Prêt hypothécaire se procurer de l'argent grâce à son logement
Vous avez besoin de liquidités pour réaliser un investissement,
faire face à une dépense imprévue ou compléter
vos revenus à la retraite et vous ne disposez pas d'épargne
par ailleurs. Pourquoi ne pas mobiliser vos biens immobiliers ? Le
Crédit foncier relance le crédit hypothécaire
sous trois formes.
Tout d'abord, le prêt hypothécaire rechargeable. " Nous
sommes la première banque française à le faire ",
explique Christophe Pinault, directeur général délégué du
Crédit foncier.
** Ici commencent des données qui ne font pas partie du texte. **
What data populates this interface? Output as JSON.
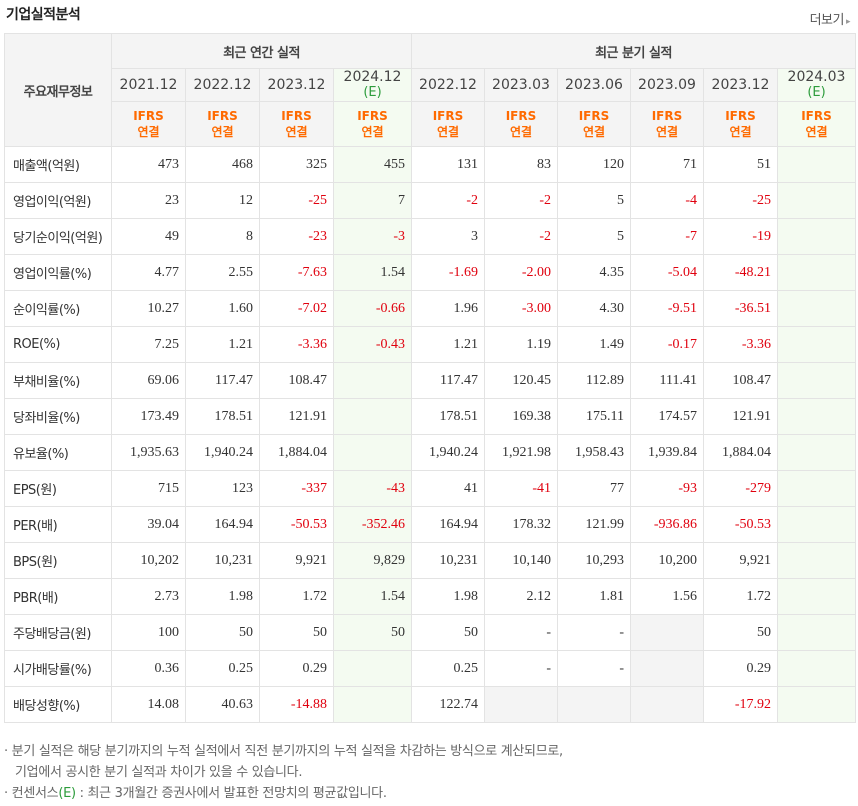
{
  "header": {
    "title": "기업실적분석",
    "more_label": "더보기",
    "more_arrow": "▸"
  },
  "table": {
    "corner_label": "주요재무정보",
    "groups": {
      "annual": "최근 연간 실적",
      "quarter": "최근 분기 실적"
    },
    "periods": [
      {
        "label": "2021.12",
        "est": ""
      },
      {
        "label": "2022.12",
        "est": ""
      },
      {
        "label": "2023.12",
        "est": ""
      },
      {
        "label": "2024.12",
        "est": "(E)"
      },
      {
        "label": "2022.12",
        "est": ""
      },
      {
        "label": "2023.03",
        "est": ""
      },
      {
        "label": "2023.06",
        "est": ""
      },
      {
        "label": "2023.09",
        "est": ""
      },
      {
        "label": "2023.12",
        "est": ""
      },
      {
        "label": "2024.03",
        "est": "(E)"
      }
    ],
    "ifrs_top": "IFRS",
    "ifrs_bottom": "연결",
    "rows": [
      {
        "label": "매출액(억원)",
        "values": [
          "473",
          "468",
          "325",
          "455",
          "131",
          "83",
          "120",
          "71",
          "51",
          ""
        ]
      },
      {
        "label": "영업이익(억원)",
        "values": [
          "23",
          "12",
          "-25",
          "7",
          "-2",
          "-2",
          "5",
          "-4",
          "-25",
          ""
        ]
      },
      {
        "label": "당기순이익(억원)",
        "values": [
          "49",
          "8",
          "-23",
          "-3",
          "3",
          "-2",
          "5",
          "-7",
          "-19",
          ""
        ]
      },
      {
        "label": "영업이익률(%)",
        "values": [
          "4.77",
          "2.55",
          "-7.63",
          "1.54",
          "-1.69",
          "-2.00",
          "4.35",
          "-5.04",
          "-48.21",
          ""
        ]
      },
      {
        "label": "순이익률(%)",
        "values": [
          "10.27",
          "1.60",
          "-7.02",
          "-0.66",
          "1.96",
          "-3.00",
          "4.30",
          "-9.51",
          "-36.51",
          ""
        ]
      },
      {
        "label": "ROE(%)",
        "values": [
          "7.25",
          "1.21",
          "-3.36",
          "-0.43",
          "1.21",
          "1.19",
          "1.49",
          "-0.17",
          "-3.36",
          ""
        ]
      },
      {
        "label": "부채비율(%)",
        "values": [
          "69.06",
          "117.47",
          "108.47",
          "",
          "117.47",
          "120.45",
          "112.89",
          "111.41",
          "108.47",
          ""
        ]
      },
      {
        "label": "당좌비율(%)",
        "values": [
          "173.49",
          "178.51",
          "121.91",
          "",
          "178.51",
          "169.38",
          "175.11",
          "174.57",
          "121.91",
          ""
        ]
      },
      {
        "label": "유보율(%)",
        "values": [
          "1,935.63",
          "1,940.24",
          "1,884.04",
          "",
          "1,940.24",
          "1,921.98",
          "1,958.43",
          "1,939.84",
          "1,884.04",
          ""
        ]
      },
      {
        "label": "EPS(원)",
        "values": [
          "715",
          "123",
          "-337",
          "-43",
          "41",
          "-41",
          "77",
          "-93",
          "-279",
          ""
        ]
      },
      {
        "label": "PER(배)",
        "values": [
          "39.04",
          "164.94",
          "-50.53",
          "-352.46",
          "164.94",
          "178.32",
          "121.99",
          "-936.86",
          "-50.53",
          ""
        ]
      },
      {
        "label": "BPS(원)",
        "values": [
          "10,202",
          "10,231",
          "9,921",
          "9,829",
          "10,231",
          "10,140",
          "10,293",
          "10,200",
          "9,921",
          ""
        ]
      },
      {
        "label": "PBR(배)",
        "values": [
          "2.73",
          "1.98",
          "1.72",
          "1.54",
          "1.98",
          "2.12",
          "1.81",
          "1.56",
          "1.72",
          ""
        ]
      },
      {
        "label": "주당배당금(원)",
        "values": [
          "100",
          "50",
          "50",
          "50",
          "50",
          "-",
          "-",
          "",
          "50",
          ""
        ]
      },
      {
        "label": "시가배당률(%)",
        "values": [
          "0.36",
          "0.25",
          "0.29",
          "",
          "0.25",
          "-",
          "-",
          "",
          "0.29",
          ""
        ]
      },
      {
        "label": "배당성향(%)",
        "values": [
          "14.08",
          "40.63",
          "-14.88",
          "",
          "122.74",
          "",
          "",
          "",
          "-17.92",
          ""
        ]
      }
    ]
  },
  "notes": {
    "line1": "· 분기 실적은 해당 분기까지의 누적 실적에서 직전 분기까지의 누적 실적을 차감하는 방식으로 계산되므로,",
    "line2": "기업에서 공시한 분기 실적과 차이가 있을 수 있습니다.",
    "line3_pre": "· 컨센서스",
    "line3_e": "(E)",
    "line3_post": " : 최근 3개월간 증권사에서 발표한 전망치의 평균값입니다."
  },
  "colors": {
    "negative": "#e0000e",
    "ifrs": "#ff6a00",
    "estimate": "#2d9c3c",
    "estimate_bg": "#f4fbf1"
  }
}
Il s'agit d'une autorisation de découvert
d'une durée de six à huit ans dont le montant peut atteindre
70 % du prix du logement. L'emprunteur reconstitue sa capacité d'emprunt
au fur et à mesure qu'il recrédite son compte. À l'issue
de la période, le prêt peut être converti en un
crédit amortissable de dix ans. Son coût : 3,50 % hors
assurance, sachant que le taux est révisable tous les trois
mois.
Vient ensuite le prêt hypothécaire claINVESssique, accordé en
une fois pour une durée de six à vingt ans s'il est amortissable
et de six à quinze ans s'il est in fine (remboursement du capital
au terme du prêt). Son montant peut là encore s'élever
jusqu'à 70 % de la valeur du bien apporté en garantie. " Jusqu'alors,
nous réservions ce type de prêt à notre clientèle
de non-résidents ", commente Christophe Pinault. Il se
différencie de la vente en réméré que pratiquent
d'autres établissements en ce sens que l'emprunteur ne se dessaisit
pas du bien lors de la contraction du prêt. Ce n'est que s'il
ne rembourse pas le crédit que celui-ci peut être saisi
et vendu pour " payer " la banque. Son coût : 3,90
% HA en fixe sur quinze ans, 3,50 % en révisable capé,
+ 3 et 3,10 % en révisable pur.
Enfin, le Crédit foncier est le seul établissement à avoir
mis en place le prêt viager hypothécaire qui permet à des
personnes de plus de 65 ans de percevoir un capital ou une rente en
gageant leur logement. Ces dernières ne remboursent rien. À leur
décès, la banque fait ses comptes. Les héritiers
ont le choix entre récupérer le bien et rembourser les
montants versés majorés des intérêts (8,95
%) ou abandonner le bien à la banque. Une formule alternative
au viager. Déjà 5.000 prêts de ce type ont été accordés.